You may also want to write down the latest standard for optimal image sizing here.
What are the optimal times for you to post? Figuring this out might require some guess & check. If you are a B2B company, you probably want your schedule to be within business hours. If you are B2C, before work, during the lunch hour, and after work might be better times.
How many times do you want to post per week or per day? I'd recommend aiming for at least 1 tweet per day, M-F. But knowing that posting on Twitter is like throwing content down a river and hoping that someone on the shore sees it when it passes them by, you probably will want to increase that frequency over time.
What are the tools you plan to use to help your Twitter plan go smoothly? I like using Buffer for scheduling, CrowdFire for identifying unfollowers, TweetDeck for active listening to hashtags, and Google Sheets for my content plan and tracking growth.
9. Follower Strategy
You need a plan to get people to pay attention to you. Sometimes, you luck into people finding you on their own, but if you want exponential growth, it will need to be more strategic.
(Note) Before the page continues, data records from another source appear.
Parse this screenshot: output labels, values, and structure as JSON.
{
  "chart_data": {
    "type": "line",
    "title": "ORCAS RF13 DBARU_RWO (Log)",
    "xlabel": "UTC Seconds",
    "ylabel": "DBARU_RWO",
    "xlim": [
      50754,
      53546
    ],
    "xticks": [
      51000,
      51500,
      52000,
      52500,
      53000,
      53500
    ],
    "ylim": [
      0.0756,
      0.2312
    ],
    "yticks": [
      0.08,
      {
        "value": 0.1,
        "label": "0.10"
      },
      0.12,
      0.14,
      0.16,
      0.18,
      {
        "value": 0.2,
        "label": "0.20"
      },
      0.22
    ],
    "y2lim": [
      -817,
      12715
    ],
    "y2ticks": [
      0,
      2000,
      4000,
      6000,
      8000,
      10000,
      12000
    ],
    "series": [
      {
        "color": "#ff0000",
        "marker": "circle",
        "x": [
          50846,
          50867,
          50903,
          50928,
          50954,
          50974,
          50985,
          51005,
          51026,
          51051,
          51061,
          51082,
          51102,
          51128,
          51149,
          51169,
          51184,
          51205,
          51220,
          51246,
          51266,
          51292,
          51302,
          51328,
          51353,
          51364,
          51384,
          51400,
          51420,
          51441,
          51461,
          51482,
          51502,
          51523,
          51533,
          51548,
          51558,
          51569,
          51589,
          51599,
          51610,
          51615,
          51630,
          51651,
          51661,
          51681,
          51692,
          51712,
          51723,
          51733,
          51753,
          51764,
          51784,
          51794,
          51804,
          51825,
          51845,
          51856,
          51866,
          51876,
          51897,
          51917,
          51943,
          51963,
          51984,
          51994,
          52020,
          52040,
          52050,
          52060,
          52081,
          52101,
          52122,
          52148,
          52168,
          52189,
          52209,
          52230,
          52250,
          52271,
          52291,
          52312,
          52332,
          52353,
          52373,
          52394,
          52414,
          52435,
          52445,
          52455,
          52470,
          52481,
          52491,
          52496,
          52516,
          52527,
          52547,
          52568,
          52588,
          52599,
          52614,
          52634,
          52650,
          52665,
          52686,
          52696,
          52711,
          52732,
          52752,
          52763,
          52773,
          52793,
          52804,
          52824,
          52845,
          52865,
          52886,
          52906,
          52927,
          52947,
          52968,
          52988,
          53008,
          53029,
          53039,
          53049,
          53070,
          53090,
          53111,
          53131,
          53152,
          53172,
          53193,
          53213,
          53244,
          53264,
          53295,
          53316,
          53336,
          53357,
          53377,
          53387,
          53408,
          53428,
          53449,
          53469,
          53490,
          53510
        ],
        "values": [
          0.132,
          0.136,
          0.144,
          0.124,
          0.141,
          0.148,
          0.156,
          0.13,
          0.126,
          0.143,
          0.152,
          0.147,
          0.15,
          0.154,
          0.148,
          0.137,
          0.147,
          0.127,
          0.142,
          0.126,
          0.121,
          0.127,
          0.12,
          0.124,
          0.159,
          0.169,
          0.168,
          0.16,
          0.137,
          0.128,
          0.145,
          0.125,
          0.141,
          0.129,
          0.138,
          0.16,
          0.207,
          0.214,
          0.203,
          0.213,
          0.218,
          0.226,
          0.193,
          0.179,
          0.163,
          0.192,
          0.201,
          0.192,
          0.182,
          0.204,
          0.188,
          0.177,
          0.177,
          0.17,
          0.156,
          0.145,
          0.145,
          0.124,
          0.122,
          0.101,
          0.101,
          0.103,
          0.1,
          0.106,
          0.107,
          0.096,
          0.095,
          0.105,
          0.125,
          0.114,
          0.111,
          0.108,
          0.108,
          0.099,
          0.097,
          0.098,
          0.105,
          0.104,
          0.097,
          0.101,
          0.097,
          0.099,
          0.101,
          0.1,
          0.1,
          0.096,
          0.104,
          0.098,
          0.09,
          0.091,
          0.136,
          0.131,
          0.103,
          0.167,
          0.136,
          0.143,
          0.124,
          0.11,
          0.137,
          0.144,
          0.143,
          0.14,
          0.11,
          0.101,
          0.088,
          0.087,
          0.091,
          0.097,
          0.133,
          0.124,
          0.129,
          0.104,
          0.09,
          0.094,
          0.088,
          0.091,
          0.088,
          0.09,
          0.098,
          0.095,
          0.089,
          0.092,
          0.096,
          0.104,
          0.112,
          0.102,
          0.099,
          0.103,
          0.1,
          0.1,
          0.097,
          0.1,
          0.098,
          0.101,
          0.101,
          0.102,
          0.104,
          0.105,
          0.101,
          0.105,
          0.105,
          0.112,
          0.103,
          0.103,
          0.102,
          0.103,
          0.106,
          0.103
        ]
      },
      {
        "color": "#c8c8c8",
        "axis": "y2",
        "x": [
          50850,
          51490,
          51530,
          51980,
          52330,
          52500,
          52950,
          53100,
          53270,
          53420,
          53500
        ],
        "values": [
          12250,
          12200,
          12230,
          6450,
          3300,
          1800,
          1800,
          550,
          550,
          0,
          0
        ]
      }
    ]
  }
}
Here are some ideas for gaining followers:
- Creating and using a list of relevant hashtags
- Liking, retweeting, and replying
- Following relevant accounts and then a few days later, unfollowing those that didn't follow you back
This is important for getting the most exposure for each tweet. Create some categories for yourself of relevant, well-used, specific hashtags (i.e., product categories, specific event hashtags, online community hashtags). This list should be ever-evolving.
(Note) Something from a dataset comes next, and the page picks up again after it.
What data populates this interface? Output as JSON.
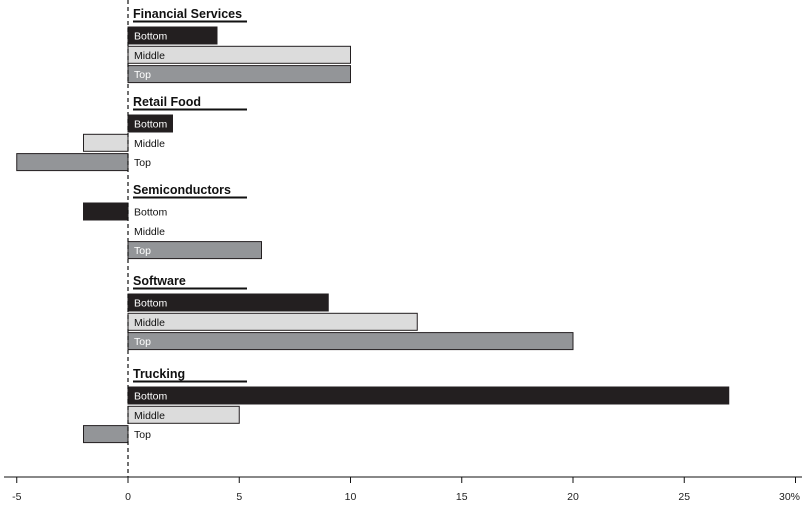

How and what do you plan to track to measure your success and growth? How often do you want to update your tracking document? For example, you might create a spreadsheet that you update each month that tracks the following:
- # of total followers
- # of new followers
- # unfollowed this month
- # of tweets shared
- # of times you were retweeted
- # of replies
I hope this helps you feel energized with your social media strategy. Happy tweeting!